North Dakota is no California, and Sen. David Hogue wants to keep it that way.
Hogue, R-Minot, told the House Judiciary Committee on Wednesday that initiated measures drove California’s debt to more than $335 billion.
After proposals in recent years for initiated measures that could have cost North Dakota millions of dollars, Hogue decided to try make sure the state doesn’t go the way of California.
His effort became Senate Concurrent Resolution 4006, a proposed constitutional amendment that would give the Legislature the last word on initiated measures that cost more than $50 million.
Under the measure, at least 40 percent of legislators would have to approve an initiated measure when the fiscal impact exceeds $50 million.

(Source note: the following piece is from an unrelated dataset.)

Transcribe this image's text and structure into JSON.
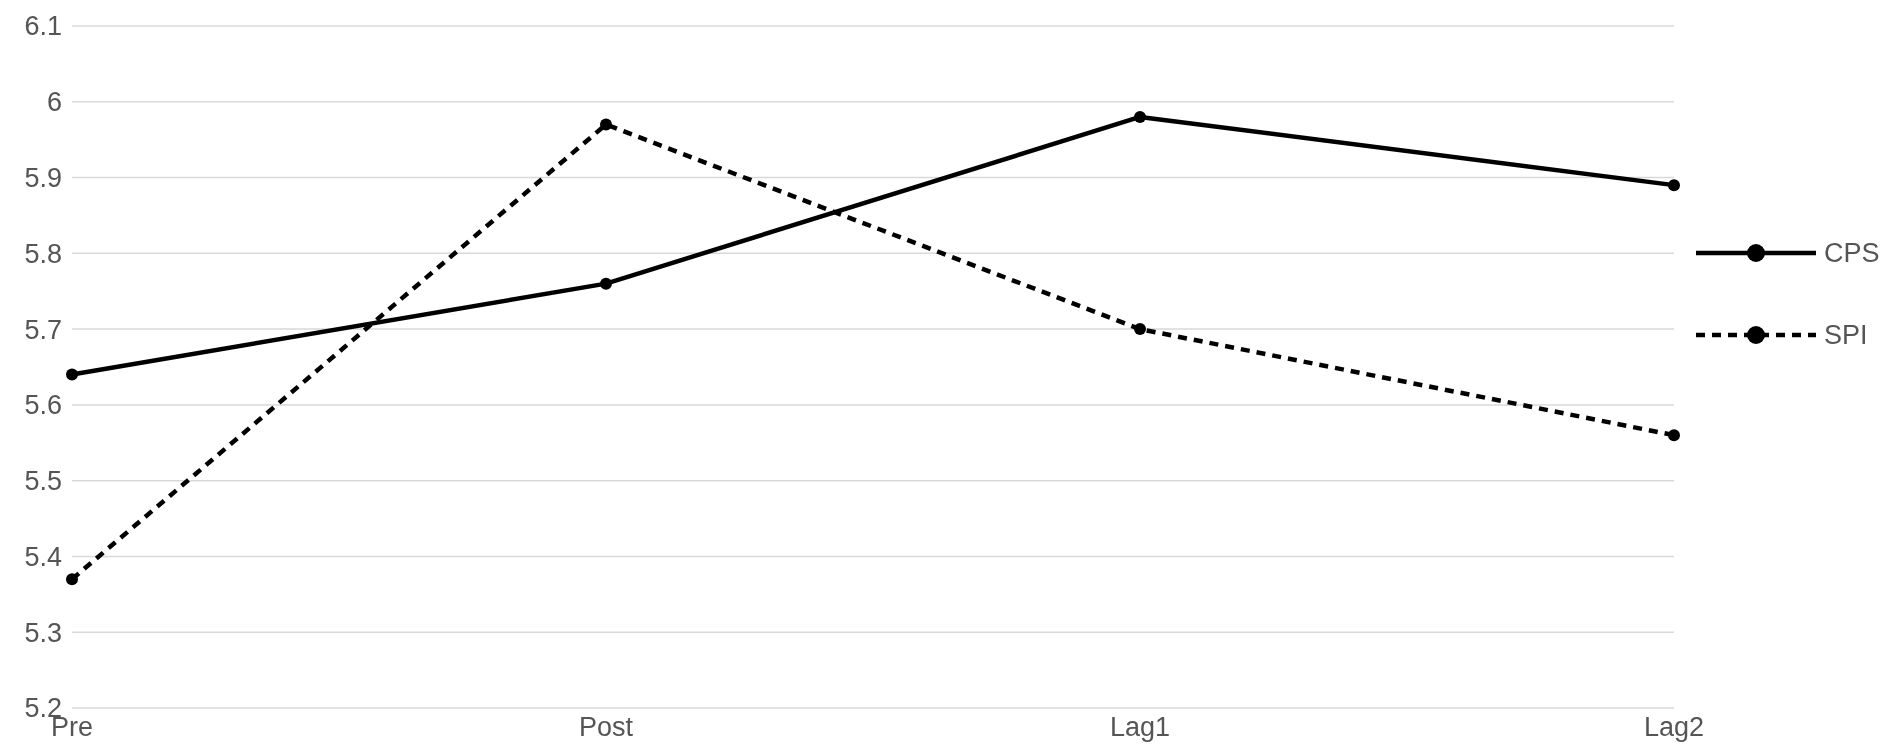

After approval of a measure, a three-member committee consisting of the chairman of legislative management, the director of the Office of Management and Budget, and the tax commissioner would have 30 days to determine the cost of the measure.
If it is more than the $50 million threshold, it would be referred to the Legislature, which in the first 30 days of the next session would decide the fate of the measure.
“You cannot make good spending decisions at the ballot box,” Hogue said, using the experience of California to support his point.
“California was once the most prosperous state in the nation,” Hogue said, “and they had the budget surpluses we enjoy today.”
But a series of costly initiated measures proposed by special interest groups turned that around, he said.
Today, Hogue said, many California convenience stores won’t accept state-issued credit cards because of the state’s huge debt. Left unchecked, that could happen in North Dakota, he said.
Recent initiatives to eliminate the state’s property tax and to create a $100 million heritage fund are examples of what could happen.
The property tax measure, which Hogue said would have cost the state $1.8 billion, was defeated by voters, and the heritage fund measure never made it to the ballot.
But Hogue argued, “As long as we have prosperity and a surplus, special interest groups will continue to come forward with ideas of how to spend money.”
He said it’s logical that special interest groups would be willing to spend a small amount of money to access a potentially large pot of gold.
There was no testimony in opposition to the measure, though committee members raised some questions.
Rep. Lois Delmore, D-Grand Forks, suggested citizens might view the measure as the Legislature micro-managing the initiated measure process.
Rep. Kim Koppelman, R-West Fargo, questioned whether it should include some restriction on the type of issues that could be added to the constitution.
“There are a lot of things in the constitution that probably don’t belong there,” he said.
“The constitution is like the skeleton, and the century code is the meat on the bones,” he said.
Rep. William Kretschmar, R-Venturia, said the Legislature already has oversight over initiated measures as long as it can muster a two-thirds vote to change the decision of voters.
The Judiciary Committee did not take a vote on Hogue’s proposal, which earlier passed the full Senate by a vote of 28-19.
Foundation Aid Stabilization Fund
Hogue also presented the committee with information on another proposed constitutional amendment.
He said Senate Concurrent Resolution 4010 would limit contributions into the Foundation Aid Stabilization Fund.
A 1980 constitutional amendment designated a portion of oil extraction tax proceeds to the fund, which has grown to $606 million.
Hogue said the fund can only be used for schools, and only when the governor makes across-the-board spending cuts to deal with severe budget shortfalls.
“It’s a stranded investment,” Hogue said.
The proposed amendment would cap the amount going into the fund, and would allow the Legislature some discretion in spending from it.
The only opposition came from Bev Nielson of the North Dakota Council of Educational Leaders, who asked that the bill be amended so that the fund can only be used for educational purposes.